Down in the valley the ride turns northeast and heads toward Front Royal. Looking at a map today suggests we sailed along Fort Valley Road and through the George Washington National Forest. What I remember is the perfection of a road that seemed to go downhill for miles and a tailwind that made pedaling seem like something you were only pretending to do. On our right ran a picturesque stream. Along its banks I saw the families and picnics and barbecues and flying Frisbees and romping dogs of any perfect Sunday afternoon. The bicycle and road under me seemed to disappear; it was almost like I floated by as a part of the wind. That was perhaps 20 amazing miles, and in all the tens of thousands of miles I traveled on bicycles, none ever came close to equaling this experience on this day.


A tandem bicycle takes a break while touring Utah.

I guess everyone on the ride experienced something akin to this, but how do you talk about it? We congregated for a brief break in Front Royal, and there were some suggestions that the last part of the ride was really nice, but no one could say it may have been the experience of a lifetime. Maybe it was just me.

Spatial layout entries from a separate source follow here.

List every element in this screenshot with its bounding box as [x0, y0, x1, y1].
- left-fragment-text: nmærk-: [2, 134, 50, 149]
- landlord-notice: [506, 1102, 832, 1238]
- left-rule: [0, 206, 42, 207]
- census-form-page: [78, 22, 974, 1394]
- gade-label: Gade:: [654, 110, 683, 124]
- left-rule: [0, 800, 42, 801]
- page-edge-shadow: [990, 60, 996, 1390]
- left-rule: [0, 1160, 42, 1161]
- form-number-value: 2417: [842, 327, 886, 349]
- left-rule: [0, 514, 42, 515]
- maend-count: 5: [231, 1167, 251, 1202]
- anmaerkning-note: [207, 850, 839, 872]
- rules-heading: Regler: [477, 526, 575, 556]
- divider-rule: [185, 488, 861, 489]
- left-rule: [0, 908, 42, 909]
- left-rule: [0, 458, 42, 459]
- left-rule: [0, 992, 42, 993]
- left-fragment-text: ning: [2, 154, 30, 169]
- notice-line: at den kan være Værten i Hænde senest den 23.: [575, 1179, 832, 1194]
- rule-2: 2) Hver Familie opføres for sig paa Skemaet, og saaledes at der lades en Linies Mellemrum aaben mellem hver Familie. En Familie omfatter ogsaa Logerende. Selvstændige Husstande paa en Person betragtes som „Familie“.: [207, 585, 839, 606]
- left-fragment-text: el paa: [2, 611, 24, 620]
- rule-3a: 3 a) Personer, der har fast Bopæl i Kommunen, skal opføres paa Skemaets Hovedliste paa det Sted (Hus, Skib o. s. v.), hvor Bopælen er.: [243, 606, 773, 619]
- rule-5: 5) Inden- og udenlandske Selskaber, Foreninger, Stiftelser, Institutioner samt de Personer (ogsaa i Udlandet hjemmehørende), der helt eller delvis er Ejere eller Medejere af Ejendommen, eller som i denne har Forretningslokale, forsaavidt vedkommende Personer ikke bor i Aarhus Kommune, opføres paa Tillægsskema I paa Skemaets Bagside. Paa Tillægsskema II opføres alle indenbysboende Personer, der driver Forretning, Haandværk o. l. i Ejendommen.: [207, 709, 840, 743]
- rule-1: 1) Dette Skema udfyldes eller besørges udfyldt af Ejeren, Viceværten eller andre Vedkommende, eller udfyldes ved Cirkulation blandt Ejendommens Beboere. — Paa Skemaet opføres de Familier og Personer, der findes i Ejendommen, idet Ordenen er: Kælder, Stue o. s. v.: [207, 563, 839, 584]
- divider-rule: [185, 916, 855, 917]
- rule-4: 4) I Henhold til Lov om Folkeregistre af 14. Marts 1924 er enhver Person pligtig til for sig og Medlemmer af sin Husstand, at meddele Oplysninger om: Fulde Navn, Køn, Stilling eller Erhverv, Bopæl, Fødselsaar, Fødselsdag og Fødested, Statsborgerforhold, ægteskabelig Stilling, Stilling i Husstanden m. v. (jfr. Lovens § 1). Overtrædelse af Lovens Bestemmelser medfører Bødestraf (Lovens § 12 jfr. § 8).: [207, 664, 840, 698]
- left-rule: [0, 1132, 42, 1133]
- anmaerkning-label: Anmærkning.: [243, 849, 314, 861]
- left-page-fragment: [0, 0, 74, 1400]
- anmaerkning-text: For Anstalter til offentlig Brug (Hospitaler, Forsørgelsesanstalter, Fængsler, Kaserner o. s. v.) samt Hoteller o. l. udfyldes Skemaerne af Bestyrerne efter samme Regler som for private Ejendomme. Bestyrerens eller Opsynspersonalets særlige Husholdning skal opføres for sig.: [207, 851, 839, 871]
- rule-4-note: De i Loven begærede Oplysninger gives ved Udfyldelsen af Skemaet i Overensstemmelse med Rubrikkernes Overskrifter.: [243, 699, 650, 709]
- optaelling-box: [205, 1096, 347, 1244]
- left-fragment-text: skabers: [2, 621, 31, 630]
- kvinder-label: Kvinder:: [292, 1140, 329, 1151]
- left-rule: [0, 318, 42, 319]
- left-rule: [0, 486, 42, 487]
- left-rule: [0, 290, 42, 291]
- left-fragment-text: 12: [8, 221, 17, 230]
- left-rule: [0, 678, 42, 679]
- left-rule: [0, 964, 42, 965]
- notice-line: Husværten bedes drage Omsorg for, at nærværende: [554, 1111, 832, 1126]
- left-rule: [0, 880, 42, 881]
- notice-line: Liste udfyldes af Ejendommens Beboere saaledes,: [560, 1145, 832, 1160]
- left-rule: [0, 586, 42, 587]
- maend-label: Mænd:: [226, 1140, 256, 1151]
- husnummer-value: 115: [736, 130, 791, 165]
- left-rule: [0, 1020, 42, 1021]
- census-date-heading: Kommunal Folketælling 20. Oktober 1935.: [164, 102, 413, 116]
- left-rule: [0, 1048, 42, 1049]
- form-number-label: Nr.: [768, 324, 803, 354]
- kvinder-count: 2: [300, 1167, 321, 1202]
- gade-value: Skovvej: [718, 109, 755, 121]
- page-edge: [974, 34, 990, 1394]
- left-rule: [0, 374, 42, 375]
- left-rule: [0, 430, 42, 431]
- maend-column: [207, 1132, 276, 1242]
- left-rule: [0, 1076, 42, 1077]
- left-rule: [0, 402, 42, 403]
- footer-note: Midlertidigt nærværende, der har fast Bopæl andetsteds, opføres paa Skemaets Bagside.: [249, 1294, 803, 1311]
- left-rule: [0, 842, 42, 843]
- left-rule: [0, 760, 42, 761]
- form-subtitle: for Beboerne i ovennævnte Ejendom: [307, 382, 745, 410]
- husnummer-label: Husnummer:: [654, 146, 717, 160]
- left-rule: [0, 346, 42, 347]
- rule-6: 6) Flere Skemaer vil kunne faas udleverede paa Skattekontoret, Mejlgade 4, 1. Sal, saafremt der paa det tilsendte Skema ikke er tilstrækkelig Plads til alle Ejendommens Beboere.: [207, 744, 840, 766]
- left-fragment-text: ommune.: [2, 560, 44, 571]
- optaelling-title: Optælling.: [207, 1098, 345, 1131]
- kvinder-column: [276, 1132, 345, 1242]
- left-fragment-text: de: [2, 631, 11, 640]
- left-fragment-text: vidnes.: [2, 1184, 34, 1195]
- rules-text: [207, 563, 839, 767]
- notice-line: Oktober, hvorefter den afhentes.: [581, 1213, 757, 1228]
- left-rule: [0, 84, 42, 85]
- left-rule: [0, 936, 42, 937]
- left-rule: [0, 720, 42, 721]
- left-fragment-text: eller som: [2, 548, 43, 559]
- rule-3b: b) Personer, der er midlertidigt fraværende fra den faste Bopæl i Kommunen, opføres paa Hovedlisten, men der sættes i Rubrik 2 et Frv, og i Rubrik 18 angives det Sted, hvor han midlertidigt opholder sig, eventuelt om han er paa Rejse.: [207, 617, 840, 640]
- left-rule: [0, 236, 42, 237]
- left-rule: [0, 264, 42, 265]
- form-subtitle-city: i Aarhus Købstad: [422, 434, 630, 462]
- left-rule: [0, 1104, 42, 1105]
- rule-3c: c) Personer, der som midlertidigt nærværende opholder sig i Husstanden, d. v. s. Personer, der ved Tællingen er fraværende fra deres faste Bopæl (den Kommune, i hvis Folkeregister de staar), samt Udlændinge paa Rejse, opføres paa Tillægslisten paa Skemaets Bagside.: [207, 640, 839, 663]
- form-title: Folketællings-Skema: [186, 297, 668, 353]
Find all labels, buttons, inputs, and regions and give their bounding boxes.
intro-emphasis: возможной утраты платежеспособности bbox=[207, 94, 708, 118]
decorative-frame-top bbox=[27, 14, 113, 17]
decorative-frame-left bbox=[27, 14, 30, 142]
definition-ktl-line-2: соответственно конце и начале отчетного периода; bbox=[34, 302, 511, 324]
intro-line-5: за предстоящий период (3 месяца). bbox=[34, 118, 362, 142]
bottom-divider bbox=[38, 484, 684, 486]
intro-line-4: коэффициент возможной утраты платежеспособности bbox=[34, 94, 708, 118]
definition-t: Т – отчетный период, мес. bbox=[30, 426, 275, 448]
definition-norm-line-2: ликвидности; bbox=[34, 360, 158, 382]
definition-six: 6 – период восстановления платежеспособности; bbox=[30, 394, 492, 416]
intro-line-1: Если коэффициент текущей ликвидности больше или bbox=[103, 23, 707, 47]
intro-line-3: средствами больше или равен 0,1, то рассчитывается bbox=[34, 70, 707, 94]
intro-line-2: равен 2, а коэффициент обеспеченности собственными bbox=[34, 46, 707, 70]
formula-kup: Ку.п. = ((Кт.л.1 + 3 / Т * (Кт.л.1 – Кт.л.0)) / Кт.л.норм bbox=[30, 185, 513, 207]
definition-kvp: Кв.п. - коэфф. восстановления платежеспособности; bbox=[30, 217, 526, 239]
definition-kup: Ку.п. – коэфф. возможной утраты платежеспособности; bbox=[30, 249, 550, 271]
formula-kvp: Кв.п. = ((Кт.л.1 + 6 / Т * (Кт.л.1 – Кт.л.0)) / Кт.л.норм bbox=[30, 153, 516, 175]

Nearing Front Royal I came across an item of highway flotsam. Many cars had run over this cardboard container that once proudly retained a pint of Hershey’s chocolate milk. It haunted my remaining miles into Front Royal. Once there, I had to have chocolate milk. In one of those “convenience store” places I found the same packaging I had seen flat and lifeless in the roadway. Here it was full and fresh and cold – and mine. Like Eiseley and companions drinking their grape soda I devoured the rich, sweet and cold chocolate milk. As I drank, it was as if I were taking in the spirit of that dead container back on the barren roadway. Rejuvenated, happy and fulfilled, I saddled up for the final 15 or 20 miles to Marshall where this day had begun.

The last few miles, as I came to the outskirts of Marshall I slowed. I wanted to savor this day a bit. That’s when I knew it had been the perfect day. The sun was lowering, an hour or two before dark, I suppose. And what I wanted most was another 10 hours of sunlight – to do the ride all over again. This had never happened before. All I had ever felt at the end of other rides was relief that it was over and that I could now drive home. I always enjoyed the club rides, but the demand of self-propulsion over many miles was always stressful. At the end of this perfect day, I would gladly have set the clock back and begun again, immediately.

Eiseley and his companions from other times seem to have been washed up on that loading platform by a great wave of oncoming technology represented by the railroad. In that space on a beach between a receding wave and the next one welling up, they rested. He mentions the computer technology late in his life:

Fumblingly I examine these computerized responses like a primitive seeking to understand the civilization with which I once had some personal contact. Unlike the nomads crouched in the lee of the railroad embankment, however, I can find no way of reshaping these faceless notices into an arrowpoint. Within my own lifetime I have completed the journey from my perfect day as a wanderer to an old man crouching by a wall in the October sun, glad to be left alone to his observations of insects and such small mammals as remain. Already I am as much an anachronism as the last warriors lingering helplessly along the railroad line that had destroyed the buffalo and the Indians’ way of life.

Perhaps in a way, our small band of bicyclists challenged the omnipresent automobiles of that day, and in so doing found a way back in time, if ever so briefly. I know at least one of us found a way back to a perfect day. I’ll never forget it.



  1. I feel like I enjoyed that perfect day, too! Another memorable post.

  2. Thanks Bill ….I enjoyed the ride….

  3. took me away from the mud and mold of hurrican irene and i felt wind and sun and tired legs and a good nights sleep. the sun is all we have had thank you lord,,,,,dumpsters full of ruined things, volunteers streaming in for a few hours , days, a week. wish i could gofor a bike ride. when we are done. will we ever be?